The Company was required to deposit the equivalent of one year of base rent in accordance with the contract.  When the Company meets the minimum cash balance required by the lease, the deposit will be returned to the Company.  The $1,670,917 is included in non-current assets on June 30, 2015 and September 30, 2014.

 

The Company subleases a portion of its rental space on a month to month term lease, which requires a 30 day notice for termination.

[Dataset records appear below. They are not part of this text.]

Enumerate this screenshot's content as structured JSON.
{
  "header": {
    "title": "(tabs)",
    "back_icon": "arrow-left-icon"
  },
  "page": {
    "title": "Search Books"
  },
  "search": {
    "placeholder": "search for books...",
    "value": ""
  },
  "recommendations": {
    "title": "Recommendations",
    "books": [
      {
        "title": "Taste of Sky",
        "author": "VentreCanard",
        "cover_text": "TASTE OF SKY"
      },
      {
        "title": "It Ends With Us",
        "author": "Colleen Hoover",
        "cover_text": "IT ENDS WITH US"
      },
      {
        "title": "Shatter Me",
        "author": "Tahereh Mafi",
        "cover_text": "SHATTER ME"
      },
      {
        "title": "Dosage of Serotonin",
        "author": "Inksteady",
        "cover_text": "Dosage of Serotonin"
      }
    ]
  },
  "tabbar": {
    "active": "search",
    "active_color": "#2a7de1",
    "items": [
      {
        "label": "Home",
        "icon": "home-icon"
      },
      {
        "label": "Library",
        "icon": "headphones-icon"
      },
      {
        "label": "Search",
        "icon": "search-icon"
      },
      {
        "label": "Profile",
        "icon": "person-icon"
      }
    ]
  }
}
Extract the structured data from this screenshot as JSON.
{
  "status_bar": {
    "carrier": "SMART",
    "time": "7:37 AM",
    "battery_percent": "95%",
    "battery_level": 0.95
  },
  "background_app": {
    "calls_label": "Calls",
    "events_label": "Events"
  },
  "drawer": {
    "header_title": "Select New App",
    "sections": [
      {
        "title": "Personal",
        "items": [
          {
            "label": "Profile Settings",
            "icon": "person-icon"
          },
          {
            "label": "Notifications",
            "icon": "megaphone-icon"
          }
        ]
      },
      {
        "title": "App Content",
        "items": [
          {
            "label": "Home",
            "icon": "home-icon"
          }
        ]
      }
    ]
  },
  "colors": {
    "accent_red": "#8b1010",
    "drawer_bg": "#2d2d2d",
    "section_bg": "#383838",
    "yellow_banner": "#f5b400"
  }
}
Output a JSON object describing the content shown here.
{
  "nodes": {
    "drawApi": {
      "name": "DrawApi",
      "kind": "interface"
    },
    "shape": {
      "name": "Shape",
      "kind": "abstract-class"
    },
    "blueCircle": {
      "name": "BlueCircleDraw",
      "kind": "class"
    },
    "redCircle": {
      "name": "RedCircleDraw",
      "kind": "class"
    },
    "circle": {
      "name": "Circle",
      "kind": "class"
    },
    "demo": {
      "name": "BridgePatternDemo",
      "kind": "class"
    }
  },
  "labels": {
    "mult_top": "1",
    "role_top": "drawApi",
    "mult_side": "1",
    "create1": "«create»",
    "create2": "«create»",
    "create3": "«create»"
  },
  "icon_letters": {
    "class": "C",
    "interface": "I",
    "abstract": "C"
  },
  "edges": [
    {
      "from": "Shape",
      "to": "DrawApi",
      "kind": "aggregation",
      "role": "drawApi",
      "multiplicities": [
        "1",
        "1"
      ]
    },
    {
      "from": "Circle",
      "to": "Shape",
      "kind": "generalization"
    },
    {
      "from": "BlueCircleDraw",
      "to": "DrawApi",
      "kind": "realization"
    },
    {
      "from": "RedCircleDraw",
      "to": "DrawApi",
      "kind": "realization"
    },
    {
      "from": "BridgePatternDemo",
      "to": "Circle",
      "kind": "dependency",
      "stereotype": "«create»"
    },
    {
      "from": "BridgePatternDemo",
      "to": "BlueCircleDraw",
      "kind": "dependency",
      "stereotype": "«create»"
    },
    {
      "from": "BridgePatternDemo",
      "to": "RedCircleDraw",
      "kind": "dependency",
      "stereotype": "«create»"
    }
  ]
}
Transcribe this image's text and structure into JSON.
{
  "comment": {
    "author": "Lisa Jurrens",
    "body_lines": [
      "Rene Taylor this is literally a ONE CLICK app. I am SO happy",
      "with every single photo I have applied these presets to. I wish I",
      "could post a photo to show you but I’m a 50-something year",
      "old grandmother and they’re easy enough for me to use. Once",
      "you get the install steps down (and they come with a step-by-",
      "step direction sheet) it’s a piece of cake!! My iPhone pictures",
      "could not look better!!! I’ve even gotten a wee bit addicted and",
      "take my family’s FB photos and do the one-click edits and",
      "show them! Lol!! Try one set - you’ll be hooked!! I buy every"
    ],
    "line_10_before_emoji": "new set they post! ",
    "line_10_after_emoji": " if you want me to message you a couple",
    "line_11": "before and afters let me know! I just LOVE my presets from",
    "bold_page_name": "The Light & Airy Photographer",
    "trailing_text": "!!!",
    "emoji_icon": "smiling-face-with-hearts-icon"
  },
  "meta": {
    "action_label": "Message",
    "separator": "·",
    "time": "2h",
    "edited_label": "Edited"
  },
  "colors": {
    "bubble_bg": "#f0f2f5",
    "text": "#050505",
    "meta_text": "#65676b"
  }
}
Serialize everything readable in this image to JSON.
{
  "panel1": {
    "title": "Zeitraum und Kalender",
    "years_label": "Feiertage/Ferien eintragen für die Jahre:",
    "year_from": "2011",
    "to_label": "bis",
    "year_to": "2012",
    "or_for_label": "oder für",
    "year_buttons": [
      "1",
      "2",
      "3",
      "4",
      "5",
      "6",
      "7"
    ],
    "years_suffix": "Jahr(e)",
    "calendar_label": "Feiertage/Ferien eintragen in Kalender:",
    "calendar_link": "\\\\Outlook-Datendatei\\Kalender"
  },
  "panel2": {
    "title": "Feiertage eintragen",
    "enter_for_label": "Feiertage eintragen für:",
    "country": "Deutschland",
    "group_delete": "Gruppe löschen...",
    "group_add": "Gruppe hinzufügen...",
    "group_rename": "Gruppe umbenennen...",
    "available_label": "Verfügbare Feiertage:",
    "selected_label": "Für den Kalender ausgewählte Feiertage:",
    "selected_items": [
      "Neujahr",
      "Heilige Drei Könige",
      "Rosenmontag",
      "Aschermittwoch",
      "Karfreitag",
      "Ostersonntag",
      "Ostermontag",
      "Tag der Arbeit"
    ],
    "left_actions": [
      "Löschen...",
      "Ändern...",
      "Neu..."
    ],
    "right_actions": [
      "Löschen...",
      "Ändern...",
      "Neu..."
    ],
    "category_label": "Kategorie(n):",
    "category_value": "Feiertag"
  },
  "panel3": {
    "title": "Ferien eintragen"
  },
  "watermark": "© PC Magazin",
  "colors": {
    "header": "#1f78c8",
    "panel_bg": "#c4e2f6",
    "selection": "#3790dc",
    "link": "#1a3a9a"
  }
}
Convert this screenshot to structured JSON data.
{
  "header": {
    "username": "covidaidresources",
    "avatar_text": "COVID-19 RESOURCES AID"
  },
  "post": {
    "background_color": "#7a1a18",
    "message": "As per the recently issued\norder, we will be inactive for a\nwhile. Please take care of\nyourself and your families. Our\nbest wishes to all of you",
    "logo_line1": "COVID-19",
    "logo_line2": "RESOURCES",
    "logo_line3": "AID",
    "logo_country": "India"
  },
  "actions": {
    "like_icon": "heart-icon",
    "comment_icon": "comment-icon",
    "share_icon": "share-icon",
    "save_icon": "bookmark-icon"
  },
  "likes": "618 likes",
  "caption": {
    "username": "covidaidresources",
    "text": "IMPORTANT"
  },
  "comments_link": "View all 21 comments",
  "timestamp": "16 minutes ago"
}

The Company receives $5,464 per month in rent for the subleased space.

 

The Company leases its research and development laboratory under a 60 month lease which expires February 28, 2017.  The operating lease includes escalating rental payments.  The Company is recognizing the related rent expense on a straight line basis over the full 60 month term of the lease at the rate of $11,360 per month.  As of June 30, 2015 and September 30, 2014, the Company has recorded a deferred rent liability of $6,870 and $6,387, respectively.

 

The Company leases office headquarters under a 36 month lease which expired on June 30, 2015.  The operating lease includes escalating rental payments.  The Company recognizes the related rent expense on a straight line basis over the full 36 month term of the lease at the rate $7,864 per month.  As of June 30, 2015 and September 30, 2014, the Company has recorded a deferred rent liability of $0 and $6,278, respectively.  On July 1, 2015, the operating lease was renewed for 5 years.  The terms of the new lease include escalating rental payments and a rental abatement period.  The Company will continue to recognize the rent expense on a straight line basis over the lease term.

 

The Company leased office equipment under a capital lease arrangement.  The term of the capital lease is 48 months and expires on September 30, 2016.  The monthly lease payment is $1,025.  The lease bears interest at approximately 6% per annum.